Oh sleep, wondrous sleep. I really caught up on my zzzs last night, finally waking up at 12.30pm. And I felt refreshed and good and happy. I got straight on with finishing off the final draft of "How Not To Grow Up," and then sent it off to my editor. The proof readers may have something to say about it, but I am pretty happy with the way it's turned out. Fingers and toes are crossed that it might do well. We'll have to wait til next year to find out (though it's coming out in the first half of the year, not the second as I previously thought - not sure of the exact release date). Not yet halfway through the year and I've written a book and done a stand up tour. That's not such bad going.
Also, excitingly my Virgilio Anderson T shirts arrived this morning. I designed them on the internet last week - one says, "Who is Virgilio Anderson?" and the other says "I am Virgilio Anderson." I think they could turn out to be the 21st century equivalent of the "I'm With Stupid ->" T shirts. You could buy one of each and go out in them with a friend, especially if it's raining and you want to listen to the rain drops hitting the side walk. Or you could go and see "Ferris Bueller's Day Off" which is Virgilio's favourite film, or so I am informed, though it isn't a drama or a thriller, so must be included in "Other".

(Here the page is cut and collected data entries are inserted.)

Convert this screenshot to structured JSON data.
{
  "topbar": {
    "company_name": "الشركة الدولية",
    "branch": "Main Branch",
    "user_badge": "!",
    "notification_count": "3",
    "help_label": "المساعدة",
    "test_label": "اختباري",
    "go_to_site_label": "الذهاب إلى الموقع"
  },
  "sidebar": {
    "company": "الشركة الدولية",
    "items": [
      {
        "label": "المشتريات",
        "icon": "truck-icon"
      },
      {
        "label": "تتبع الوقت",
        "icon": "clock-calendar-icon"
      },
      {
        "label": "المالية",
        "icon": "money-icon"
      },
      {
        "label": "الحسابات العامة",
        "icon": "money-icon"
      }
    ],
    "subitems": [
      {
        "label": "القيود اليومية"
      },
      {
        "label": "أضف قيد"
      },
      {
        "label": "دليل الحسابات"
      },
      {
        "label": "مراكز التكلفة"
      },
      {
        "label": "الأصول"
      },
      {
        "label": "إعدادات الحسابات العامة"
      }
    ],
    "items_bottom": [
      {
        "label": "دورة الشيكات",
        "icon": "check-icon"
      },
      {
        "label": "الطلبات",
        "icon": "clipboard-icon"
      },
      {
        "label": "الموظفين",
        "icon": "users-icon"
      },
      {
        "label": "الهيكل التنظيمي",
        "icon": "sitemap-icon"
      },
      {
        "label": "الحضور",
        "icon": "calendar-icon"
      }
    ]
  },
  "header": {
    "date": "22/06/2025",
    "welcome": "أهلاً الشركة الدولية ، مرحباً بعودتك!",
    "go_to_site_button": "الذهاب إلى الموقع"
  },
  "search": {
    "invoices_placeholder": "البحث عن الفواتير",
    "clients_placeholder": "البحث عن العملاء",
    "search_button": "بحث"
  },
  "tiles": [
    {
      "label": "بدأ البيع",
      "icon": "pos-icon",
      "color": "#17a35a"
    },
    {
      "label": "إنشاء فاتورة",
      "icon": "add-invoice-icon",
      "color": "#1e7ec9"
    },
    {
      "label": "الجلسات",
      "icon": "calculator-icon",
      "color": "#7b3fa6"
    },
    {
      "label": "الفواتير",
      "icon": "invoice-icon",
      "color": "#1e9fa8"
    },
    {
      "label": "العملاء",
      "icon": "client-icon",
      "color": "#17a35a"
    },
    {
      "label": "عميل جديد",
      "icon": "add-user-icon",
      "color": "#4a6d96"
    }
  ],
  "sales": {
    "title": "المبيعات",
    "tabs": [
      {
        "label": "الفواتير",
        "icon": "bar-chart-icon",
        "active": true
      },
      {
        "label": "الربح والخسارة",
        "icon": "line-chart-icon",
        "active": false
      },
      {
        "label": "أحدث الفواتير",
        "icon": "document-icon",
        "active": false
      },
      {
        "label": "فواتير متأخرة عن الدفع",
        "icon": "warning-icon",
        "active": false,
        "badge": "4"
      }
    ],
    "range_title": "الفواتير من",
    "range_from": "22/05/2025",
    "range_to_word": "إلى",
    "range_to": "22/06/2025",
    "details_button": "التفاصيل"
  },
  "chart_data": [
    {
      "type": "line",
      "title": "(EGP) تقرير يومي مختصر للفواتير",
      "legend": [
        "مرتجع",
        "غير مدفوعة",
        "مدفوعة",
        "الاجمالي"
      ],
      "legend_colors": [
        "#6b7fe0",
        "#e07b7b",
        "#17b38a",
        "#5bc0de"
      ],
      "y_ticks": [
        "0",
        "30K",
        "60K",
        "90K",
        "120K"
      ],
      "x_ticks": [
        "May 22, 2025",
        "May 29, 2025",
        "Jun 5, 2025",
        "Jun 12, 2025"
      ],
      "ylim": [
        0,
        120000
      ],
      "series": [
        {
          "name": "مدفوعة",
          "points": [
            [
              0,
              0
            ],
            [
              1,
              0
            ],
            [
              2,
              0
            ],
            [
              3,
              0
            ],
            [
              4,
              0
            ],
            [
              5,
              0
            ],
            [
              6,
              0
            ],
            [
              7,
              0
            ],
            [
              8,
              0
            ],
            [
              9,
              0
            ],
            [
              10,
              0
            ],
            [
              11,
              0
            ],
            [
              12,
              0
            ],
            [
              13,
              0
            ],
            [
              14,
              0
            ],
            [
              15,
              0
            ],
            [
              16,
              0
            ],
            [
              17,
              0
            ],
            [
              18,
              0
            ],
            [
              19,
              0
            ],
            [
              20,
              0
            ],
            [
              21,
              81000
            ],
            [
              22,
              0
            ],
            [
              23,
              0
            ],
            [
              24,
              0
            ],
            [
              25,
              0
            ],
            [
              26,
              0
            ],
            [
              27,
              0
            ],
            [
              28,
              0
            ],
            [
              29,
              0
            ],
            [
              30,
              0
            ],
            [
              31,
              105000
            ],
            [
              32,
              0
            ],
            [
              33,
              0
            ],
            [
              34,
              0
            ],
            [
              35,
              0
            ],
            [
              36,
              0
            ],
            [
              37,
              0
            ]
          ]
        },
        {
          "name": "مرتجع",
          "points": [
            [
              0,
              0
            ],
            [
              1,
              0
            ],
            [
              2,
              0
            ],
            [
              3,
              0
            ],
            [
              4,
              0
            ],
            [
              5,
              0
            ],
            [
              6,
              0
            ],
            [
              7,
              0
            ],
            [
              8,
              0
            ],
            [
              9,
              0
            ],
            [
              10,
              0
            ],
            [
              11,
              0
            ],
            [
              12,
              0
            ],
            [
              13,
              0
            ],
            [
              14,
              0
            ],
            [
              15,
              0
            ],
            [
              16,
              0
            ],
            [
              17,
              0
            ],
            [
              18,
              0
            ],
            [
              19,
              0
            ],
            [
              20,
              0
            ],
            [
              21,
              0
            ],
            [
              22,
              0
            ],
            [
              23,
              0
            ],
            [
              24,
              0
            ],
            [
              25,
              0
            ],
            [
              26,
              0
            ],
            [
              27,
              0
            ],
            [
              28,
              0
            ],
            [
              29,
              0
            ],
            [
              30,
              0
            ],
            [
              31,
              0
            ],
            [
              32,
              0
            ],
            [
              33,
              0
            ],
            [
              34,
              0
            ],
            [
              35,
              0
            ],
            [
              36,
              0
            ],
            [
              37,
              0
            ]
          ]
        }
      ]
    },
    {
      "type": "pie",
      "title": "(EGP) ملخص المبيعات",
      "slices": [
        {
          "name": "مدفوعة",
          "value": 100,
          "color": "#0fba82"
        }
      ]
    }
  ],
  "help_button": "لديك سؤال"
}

I should point out these T shirts are not commercially available. But they could be if anyone showed the slightest interest. To be honest it's pretty easy to make your own. People have been designing Virgilio pictures like this one
or this one
or this one
. My T shirt, as you can see from the picture is very basic in comparison.
I wore the T shirt to my gig in Wimbledon tonight. Even though I have been walking around Shepherd's Bush with a Toothbrush moustache for a total of two weeks now, without comment, the Virgilio T shirt received its first reaction within a minute of me being out of my front door. A man lunged at me from a fast food shop, staring at me. I was thinking he's going to attack me because of the moustache. But instead he just bellowed, "Who is Virgilio Anderson?" I don't know why he was asking me: I clearly don't know. I just shrugged mysteriously. Two women were passing and one said, "Yes, who is he?" to her friend.

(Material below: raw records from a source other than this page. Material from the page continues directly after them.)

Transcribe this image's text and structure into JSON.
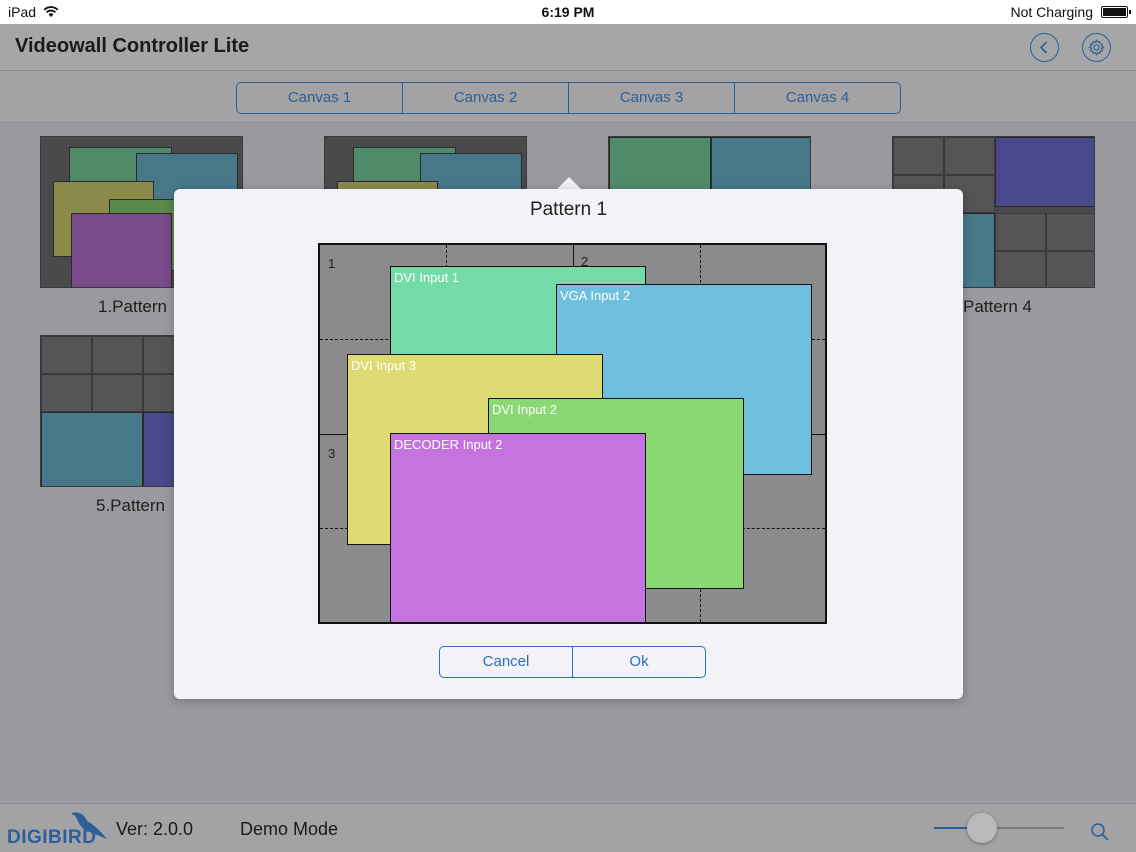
{
  "status_bar": {
    "device": "iPad",
    "time": "6:19 PM",
    "charging": "Not Charging",
    "wifi_icon": "wifi-icon",
    "battery_icon": "battery-icon"
  },
  "header": {
    "title": "Videowall Controller Lite",
    "back_icon": "chevron-left-icon",
    "settings_icon": "gear-icon"
  },
  "canvas_tabs": [
    "Canvas 1",
    "Canvas 2",
    "Canvas 3",
    "Canvas 4"
  ],
  "patterns": {
    "labels": [
      "1.Pattern",
      "Pattern 4",
      "5.Pattern"
    ]
  },
  "modal": {
    "title": "Pattern 1",
    "screen_numbers": [
      "1",
      "2",
      "3"
    ],
    "windows": [
      {
        "label": "DVI Input 1",
        "color": "#73dba8"
      },
      {
        "label": "VGA Input 2",
        "color": "#6ec0de"
      },
      {
        "label": "DVI Input 3",
        "color": "#dedb73"
      },
      {
        "label": "DVI Input 2",
        "color": "#8ad873"
      },
      {
        "label": "DECODER Input 2",
        "color": "#c574df"
      }
    ],
    "buttons": {
      "cancel": "Cancel",
      "ok": "Ok"
    }
  },
  "footer": {
    "logo_text": "DIGIBIRD",
    "logo_icon": "bird-icon",
    "version": "Ver: 2.0.0",
    "mode": "Demo Mode",
    "zoom_icon": "search-icon",
    "zoom_level": 0.37
  },
  "colors": {
    "accent": "#2c5e98",
    "modal_bg": "#f2f2f7"
  }
}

"I don't know," she replied, but their curiousity had been tickled for sure. No one cared about the moustache, but everyone was fascinated by this simple question. It is odd what captures the public's attention.
Virgilio, despite his insistence that he doesn't like head games, is maintaining his silence. I am now sure that he will end up having a more successful show business career than me. Please keep spreading the mystery. Write "Who Is Virgilio Anderson?" on your school bags and graffiti it on to walls. Let's not stop until the public are clamouring for Virgilio Anderson and he is brought to our shores and heralded as the god in the Battenburgh house, that he clearly is.